Furthermore, Hanson’s use of meter is awkward at best. Take, for example, these lines from his poem “The Doubts”:

Some days she runs from all the doubts
that persecute and threaten her,
chasing like mobs of village louts
demanding that she surrender.

The first line is in a strict iambic tetrameter, but the meter falls apart from there. I realize that some poets manipulate meter for poetic affect, but that’s not what’s happening here. The stanza ends with a line of trimeter, which is awkward for the reader’s ears, and serves no poetic purpose. The slant rhyme of “threaten her” and “surrender” also reads as off, and takes away from the pleasures that a rhymed, metrical poem should offer the reader.

On top of that, Hanson’s lines often wrench the natural speech of the English language into difficult and awkward combinations, often for the sake of rhyme. For example, the opening lines of “My Every Cell”:

For my survivors if my airplane crashed
on this trip I am reluctant to take
and this long aluminum shell just smashed
into mountains for my pilot’s mistake.

While technically these lines make sense, they are clearly forced into unnatural formations for the sake of the rhymes.

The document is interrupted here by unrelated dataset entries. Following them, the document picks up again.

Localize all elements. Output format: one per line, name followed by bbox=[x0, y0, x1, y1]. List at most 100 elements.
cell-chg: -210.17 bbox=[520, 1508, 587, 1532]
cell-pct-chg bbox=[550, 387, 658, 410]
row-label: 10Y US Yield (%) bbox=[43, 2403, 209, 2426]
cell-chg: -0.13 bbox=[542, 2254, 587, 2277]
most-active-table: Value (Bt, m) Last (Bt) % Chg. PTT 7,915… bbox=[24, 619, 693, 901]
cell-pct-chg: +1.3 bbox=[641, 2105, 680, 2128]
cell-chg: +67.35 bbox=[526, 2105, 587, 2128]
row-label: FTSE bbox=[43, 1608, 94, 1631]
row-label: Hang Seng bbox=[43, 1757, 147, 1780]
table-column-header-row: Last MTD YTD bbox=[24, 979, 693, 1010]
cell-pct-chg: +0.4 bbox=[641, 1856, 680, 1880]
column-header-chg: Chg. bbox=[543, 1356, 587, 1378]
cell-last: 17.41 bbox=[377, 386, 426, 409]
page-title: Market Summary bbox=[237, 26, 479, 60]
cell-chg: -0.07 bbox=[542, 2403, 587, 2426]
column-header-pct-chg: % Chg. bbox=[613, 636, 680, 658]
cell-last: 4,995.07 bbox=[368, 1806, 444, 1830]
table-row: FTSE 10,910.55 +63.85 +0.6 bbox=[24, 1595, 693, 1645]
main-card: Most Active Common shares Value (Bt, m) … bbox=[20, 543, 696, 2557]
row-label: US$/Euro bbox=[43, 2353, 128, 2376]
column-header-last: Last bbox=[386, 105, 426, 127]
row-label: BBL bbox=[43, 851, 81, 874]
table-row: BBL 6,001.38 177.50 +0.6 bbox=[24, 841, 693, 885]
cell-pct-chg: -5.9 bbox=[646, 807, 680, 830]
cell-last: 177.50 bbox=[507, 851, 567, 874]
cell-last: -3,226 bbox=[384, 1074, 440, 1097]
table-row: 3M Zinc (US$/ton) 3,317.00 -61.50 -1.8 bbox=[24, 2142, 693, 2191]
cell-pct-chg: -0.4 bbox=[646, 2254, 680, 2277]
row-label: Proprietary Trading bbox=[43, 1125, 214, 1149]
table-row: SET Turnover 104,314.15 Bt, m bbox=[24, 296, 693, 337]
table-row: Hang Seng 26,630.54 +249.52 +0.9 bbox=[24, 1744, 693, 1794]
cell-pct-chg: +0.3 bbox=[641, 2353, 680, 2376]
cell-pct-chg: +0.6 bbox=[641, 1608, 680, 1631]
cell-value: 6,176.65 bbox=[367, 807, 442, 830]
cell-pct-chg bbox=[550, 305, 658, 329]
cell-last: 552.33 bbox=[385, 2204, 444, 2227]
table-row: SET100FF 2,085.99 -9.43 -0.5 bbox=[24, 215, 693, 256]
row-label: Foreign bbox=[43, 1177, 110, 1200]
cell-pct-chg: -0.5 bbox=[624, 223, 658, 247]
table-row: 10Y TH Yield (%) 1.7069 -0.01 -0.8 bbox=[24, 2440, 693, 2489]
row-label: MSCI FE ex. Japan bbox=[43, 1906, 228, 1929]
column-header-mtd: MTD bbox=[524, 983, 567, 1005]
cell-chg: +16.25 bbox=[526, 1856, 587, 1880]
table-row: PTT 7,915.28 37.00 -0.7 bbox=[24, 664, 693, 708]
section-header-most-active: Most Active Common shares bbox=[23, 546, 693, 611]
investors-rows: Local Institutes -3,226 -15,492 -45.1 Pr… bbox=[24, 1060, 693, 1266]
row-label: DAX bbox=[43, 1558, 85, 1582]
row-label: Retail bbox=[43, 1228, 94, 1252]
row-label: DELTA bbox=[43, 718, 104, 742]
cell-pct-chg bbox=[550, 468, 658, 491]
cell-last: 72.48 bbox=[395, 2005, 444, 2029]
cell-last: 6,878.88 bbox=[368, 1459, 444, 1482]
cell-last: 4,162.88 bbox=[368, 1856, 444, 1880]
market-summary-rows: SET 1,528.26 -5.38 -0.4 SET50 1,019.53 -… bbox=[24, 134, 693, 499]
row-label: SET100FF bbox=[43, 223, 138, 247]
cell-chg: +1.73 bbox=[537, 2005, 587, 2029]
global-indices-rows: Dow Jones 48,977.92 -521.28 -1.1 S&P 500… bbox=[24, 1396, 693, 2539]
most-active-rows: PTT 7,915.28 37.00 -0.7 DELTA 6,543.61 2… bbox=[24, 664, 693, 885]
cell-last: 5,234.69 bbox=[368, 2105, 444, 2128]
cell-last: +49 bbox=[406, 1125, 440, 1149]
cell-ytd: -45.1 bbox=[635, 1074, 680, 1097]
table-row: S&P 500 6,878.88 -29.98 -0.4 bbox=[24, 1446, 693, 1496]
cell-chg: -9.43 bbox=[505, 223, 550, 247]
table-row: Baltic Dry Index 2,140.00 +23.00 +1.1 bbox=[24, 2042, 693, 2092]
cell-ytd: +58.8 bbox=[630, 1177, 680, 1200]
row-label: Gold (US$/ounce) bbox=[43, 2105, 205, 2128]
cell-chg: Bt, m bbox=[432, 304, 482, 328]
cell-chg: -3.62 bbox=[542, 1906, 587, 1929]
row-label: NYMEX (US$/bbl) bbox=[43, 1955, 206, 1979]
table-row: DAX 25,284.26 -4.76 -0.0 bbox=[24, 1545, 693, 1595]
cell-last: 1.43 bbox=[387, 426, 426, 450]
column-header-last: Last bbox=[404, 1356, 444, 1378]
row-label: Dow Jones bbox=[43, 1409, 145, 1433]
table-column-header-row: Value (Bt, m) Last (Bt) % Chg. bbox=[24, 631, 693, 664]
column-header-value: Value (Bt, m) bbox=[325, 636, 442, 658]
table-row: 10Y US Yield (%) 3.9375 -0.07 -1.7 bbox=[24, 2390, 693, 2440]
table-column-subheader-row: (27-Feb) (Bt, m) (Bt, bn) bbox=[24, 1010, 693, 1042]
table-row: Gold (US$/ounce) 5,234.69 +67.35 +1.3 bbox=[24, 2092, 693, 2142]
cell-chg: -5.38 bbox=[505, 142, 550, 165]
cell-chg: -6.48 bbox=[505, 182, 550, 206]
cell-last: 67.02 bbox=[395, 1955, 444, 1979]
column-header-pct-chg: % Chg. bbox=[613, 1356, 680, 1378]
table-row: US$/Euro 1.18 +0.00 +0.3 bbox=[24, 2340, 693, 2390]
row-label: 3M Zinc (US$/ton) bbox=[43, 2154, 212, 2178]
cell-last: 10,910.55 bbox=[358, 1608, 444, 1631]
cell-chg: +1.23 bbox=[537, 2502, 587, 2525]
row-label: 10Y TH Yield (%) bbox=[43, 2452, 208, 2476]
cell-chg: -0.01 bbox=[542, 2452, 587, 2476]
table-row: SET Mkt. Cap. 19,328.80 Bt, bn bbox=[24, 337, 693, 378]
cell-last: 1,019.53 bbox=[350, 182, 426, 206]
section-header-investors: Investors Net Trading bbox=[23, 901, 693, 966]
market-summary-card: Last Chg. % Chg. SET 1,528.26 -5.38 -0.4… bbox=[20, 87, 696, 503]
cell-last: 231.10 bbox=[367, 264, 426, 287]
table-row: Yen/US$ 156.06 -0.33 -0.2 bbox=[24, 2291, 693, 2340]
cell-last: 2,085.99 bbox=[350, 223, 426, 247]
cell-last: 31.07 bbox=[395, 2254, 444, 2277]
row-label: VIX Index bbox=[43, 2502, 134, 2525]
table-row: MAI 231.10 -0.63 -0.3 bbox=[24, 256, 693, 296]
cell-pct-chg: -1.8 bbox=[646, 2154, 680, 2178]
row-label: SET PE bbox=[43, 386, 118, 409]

Formal poetry, when it works well, is poignant and lyrical. The sounds flow together over a metrical rhythm to create a pleasurable experience for the reader. Hanson attempts formal poetry, but has no command of craft; the resulting poems don’t flow. Overall, while the ideas behind these poems are good, they could use with either a new form and presentation, or critical rewrites to tighten and strengthen the language and meter.